For Jazeera, the decision is especially significant because it comes at a time when management has been emphasising resilience as a core part of the airline’s strategy. Its annual reporting has repeatedly highlighted liquidity discipline, cost control and operational adaptability as pillars of its model. In its 2024 annual report, the airline said it carried nearly 5 million passengers, held a 30.5 per cent market share in Kuwait, improved on-time performance to 86 per cent from 74 per cent a year earlier, and invested in both fleet efficiency and Terminal 5 upgrades. Management also pointed to digital improvements and ancillary products as part of a longer-term effort to defend margins in a price-sensitive market.
That operating record gives the carrier some room to absorb shocks, but the board’s revised recommendation suggests that preserving liquidity now outweighs the immediate benefit of rewarding shareholders. Budget airlines are particularly exposed when volatility hits fuel, insurance and routing, because their model depends on tight cost control and high aircraft utilisation.
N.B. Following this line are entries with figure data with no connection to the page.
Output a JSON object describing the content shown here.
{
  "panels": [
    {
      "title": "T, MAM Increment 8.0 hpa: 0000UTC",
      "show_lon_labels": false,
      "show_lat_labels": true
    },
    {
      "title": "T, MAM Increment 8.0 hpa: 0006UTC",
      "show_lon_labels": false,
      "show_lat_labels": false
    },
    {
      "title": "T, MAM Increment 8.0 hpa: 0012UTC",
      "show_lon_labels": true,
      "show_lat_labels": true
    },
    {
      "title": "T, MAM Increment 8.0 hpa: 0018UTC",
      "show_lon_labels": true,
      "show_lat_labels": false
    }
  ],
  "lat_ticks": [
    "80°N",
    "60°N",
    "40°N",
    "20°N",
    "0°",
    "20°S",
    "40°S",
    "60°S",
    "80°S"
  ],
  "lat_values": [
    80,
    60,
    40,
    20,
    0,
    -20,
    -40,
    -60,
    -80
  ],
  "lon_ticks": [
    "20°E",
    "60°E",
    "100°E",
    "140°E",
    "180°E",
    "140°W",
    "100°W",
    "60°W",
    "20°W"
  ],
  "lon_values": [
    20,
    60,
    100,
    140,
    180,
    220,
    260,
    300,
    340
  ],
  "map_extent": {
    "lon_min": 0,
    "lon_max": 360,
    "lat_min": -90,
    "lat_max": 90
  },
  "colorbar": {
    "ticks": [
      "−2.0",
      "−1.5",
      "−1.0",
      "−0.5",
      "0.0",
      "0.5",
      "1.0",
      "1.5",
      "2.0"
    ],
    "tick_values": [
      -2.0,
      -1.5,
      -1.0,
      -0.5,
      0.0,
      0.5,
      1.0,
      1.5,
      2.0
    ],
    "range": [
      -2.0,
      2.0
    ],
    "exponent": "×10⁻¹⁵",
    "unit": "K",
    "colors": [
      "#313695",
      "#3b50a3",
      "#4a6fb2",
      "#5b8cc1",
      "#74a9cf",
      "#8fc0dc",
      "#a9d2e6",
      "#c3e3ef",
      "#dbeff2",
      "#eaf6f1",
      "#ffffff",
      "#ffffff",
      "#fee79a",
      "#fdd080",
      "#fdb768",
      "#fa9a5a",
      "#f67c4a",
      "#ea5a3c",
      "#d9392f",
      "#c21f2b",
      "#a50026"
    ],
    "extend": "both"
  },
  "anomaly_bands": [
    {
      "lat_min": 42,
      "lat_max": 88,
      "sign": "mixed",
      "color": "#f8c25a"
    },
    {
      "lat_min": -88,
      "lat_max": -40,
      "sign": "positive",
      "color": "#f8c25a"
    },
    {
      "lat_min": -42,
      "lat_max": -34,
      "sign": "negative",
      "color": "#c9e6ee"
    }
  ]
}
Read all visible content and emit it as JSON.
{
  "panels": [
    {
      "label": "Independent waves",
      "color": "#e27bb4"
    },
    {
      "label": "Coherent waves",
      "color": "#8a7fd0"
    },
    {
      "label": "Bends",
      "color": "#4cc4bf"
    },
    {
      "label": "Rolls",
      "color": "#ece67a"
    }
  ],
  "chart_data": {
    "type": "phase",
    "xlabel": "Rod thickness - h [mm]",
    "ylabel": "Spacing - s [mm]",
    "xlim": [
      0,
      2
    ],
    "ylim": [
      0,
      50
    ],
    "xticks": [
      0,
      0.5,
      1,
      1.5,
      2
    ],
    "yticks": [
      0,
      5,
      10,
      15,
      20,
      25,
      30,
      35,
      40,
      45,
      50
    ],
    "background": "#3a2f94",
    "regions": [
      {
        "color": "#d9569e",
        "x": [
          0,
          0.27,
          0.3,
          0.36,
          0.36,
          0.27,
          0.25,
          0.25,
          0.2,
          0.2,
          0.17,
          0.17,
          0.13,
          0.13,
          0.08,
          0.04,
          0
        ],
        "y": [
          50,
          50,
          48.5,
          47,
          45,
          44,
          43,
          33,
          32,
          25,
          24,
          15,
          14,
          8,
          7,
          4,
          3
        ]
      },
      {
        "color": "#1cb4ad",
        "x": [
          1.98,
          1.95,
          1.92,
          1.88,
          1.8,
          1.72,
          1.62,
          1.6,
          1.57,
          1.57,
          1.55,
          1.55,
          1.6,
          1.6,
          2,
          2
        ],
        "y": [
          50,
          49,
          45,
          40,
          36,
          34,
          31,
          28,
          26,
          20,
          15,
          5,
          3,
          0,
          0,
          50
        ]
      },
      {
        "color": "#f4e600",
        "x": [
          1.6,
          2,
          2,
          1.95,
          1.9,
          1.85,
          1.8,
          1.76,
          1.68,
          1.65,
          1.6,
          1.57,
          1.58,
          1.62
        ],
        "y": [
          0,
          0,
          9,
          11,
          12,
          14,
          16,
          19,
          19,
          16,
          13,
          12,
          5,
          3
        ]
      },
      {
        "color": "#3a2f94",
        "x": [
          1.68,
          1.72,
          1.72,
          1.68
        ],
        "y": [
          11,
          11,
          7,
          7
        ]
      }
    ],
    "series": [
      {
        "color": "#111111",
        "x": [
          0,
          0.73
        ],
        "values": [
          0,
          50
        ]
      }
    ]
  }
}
Even when passenger demand remains intact, sudden spikes in operating expenses can quickly erode profitability. The board’s language indicates it wants another quarter of visibility before committing cash, a position likely intended to reassure investors that capital discipline is being prioritised over signalling confidence too early.
There is also a governance dimension. Jazeera’s original dividend recommendation was subject to shareholder approval, so the revised proposal places the final judgment in the context of updated first-quarter numbers rather than last year’s record result alone. That sequencing matters in a market where aviation conditions can change within days. By tying any reconsideration to first-quarter 2026 results, the airline is effectively telling investors that current events, not past profitability, should guide capital allocation.